Imagine that you found yourself in the midst of an open field where the sun was always shining. It was a beautiful place of great light and great openness. It was so beautiful that you decided you wanted to live there. So you bought the land, and right in the middle of the enormous field, you began personally designing and building the house of your dreams. You put down a solid foundation because you wanted the house to be very strong and to last a long time. You built the house out of concrete blocks so that you wouldn’t have any problems with decaying or leaking. To make the house ecologically sound, you decided to put in very few windows and to build a roof with lots of overhang. After you put in the windows, and the house was complete, you realized that a lot of heat still came in.

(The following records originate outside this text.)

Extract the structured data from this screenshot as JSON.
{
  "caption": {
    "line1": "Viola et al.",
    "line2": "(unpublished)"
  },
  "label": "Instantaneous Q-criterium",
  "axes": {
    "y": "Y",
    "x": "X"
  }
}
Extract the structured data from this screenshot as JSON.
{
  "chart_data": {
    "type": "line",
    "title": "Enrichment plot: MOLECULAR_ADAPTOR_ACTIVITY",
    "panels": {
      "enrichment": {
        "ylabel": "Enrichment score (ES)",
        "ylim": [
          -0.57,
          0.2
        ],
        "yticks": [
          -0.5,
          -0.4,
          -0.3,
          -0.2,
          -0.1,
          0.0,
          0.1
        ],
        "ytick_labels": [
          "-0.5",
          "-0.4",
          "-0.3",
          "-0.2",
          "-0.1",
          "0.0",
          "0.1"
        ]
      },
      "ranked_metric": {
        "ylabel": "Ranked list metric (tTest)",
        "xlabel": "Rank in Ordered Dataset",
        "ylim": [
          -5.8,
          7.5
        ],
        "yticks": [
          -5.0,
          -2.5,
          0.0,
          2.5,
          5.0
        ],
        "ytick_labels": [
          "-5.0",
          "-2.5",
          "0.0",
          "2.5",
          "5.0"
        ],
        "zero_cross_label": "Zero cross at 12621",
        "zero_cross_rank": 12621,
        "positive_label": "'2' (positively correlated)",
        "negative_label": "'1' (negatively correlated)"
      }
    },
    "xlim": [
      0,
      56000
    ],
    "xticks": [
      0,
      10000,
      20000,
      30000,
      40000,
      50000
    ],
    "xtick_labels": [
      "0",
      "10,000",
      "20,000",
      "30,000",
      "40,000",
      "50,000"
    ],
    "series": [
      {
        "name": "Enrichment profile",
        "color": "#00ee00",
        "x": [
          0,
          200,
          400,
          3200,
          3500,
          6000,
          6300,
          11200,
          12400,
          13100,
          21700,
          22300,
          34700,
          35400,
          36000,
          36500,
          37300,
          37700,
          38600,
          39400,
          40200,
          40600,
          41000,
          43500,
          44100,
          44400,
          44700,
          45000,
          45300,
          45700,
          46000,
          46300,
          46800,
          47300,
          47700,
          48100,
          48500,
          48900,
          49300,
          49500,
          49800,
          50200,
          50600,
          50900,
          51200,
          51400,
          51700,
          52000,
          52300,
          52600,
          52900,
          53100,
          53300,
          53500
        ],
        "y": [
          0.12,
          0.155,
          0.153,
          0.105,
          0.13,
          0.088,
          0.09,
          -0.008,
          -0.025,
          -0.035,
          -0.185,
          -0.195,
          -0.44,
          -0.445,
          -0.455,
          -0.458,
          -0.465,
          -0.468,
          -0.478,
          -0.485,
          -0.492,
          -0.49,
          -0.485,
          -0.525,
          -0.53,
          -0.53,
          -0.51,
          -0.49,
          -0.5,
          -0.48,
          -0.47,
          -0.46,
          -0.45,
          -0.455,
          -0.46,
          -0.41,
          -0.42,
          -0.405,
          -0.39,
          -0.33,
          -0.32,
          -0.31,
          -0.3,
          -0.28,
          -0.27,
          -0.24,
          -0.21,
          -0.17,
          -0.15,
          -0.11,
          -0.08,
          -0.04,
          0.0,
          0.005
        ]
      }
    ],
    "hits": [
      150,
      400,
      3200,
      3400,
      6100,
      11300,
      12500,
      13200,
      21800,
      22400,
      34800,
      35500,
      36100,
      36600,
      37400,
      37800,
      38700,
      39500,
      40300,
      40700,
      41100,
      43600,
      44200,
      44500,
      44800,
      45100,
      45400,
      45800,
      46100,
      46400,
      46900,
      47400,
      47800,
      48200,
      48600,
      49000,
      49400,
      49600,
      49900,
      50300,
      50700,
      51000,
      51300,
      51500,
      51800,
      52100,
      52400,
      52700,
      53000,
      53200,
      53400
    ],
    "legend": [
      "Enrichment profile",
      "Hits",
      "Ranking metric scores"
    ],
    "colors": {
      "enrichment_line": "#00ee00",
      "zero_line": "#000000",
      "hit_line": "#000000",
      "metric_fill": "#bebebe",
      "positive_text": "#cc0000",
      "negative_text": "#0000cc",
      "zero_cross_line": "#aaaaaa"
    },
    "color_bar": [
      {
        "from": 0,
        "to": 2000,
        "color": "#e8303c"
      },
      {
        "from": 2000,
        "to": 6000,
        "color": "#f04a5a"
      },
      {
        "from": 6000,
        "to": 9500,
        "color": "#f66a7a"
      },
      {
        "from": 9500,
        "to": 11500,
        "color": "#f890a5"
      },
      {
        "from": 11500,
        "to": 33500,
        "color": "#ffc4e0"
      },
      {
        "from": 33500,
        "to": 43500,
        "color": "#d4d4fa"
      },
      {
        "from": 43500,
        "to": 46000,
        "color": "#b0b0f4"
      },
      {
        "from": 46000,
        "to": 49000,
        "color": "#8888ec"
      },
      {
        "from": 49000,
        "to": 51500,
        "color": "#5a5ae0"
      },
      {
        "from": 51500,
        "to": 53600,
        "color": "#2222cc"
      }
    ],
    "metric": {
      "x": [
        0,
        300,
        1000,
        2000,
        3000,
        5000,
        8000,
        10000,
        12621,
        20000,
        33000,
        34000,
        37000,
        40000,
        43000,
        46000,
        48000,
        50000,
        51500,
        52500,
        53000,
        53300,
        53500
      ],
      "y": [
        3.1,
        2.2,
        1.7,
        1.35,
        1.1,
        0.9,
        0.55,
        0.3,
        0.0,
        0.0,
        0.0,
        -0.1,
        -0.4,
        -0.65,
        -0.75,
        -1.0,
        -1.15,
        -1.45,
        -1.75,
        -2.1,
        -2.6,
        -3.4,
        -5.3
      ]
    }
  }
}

So you installed high-quality protective shutters that not only reflected sunlight and heat back to the outside, but also could be locked down for security purposes. It was a very large house that could store enough supplies to allow for complete self-sufficiency. You even built separate quarters for a quiet acquaintance who would keep the house clean and leave you to be in solitude. And solitude it would be, since your romantic quest included a commitment to no phones, radios, televisions, or Internet connections.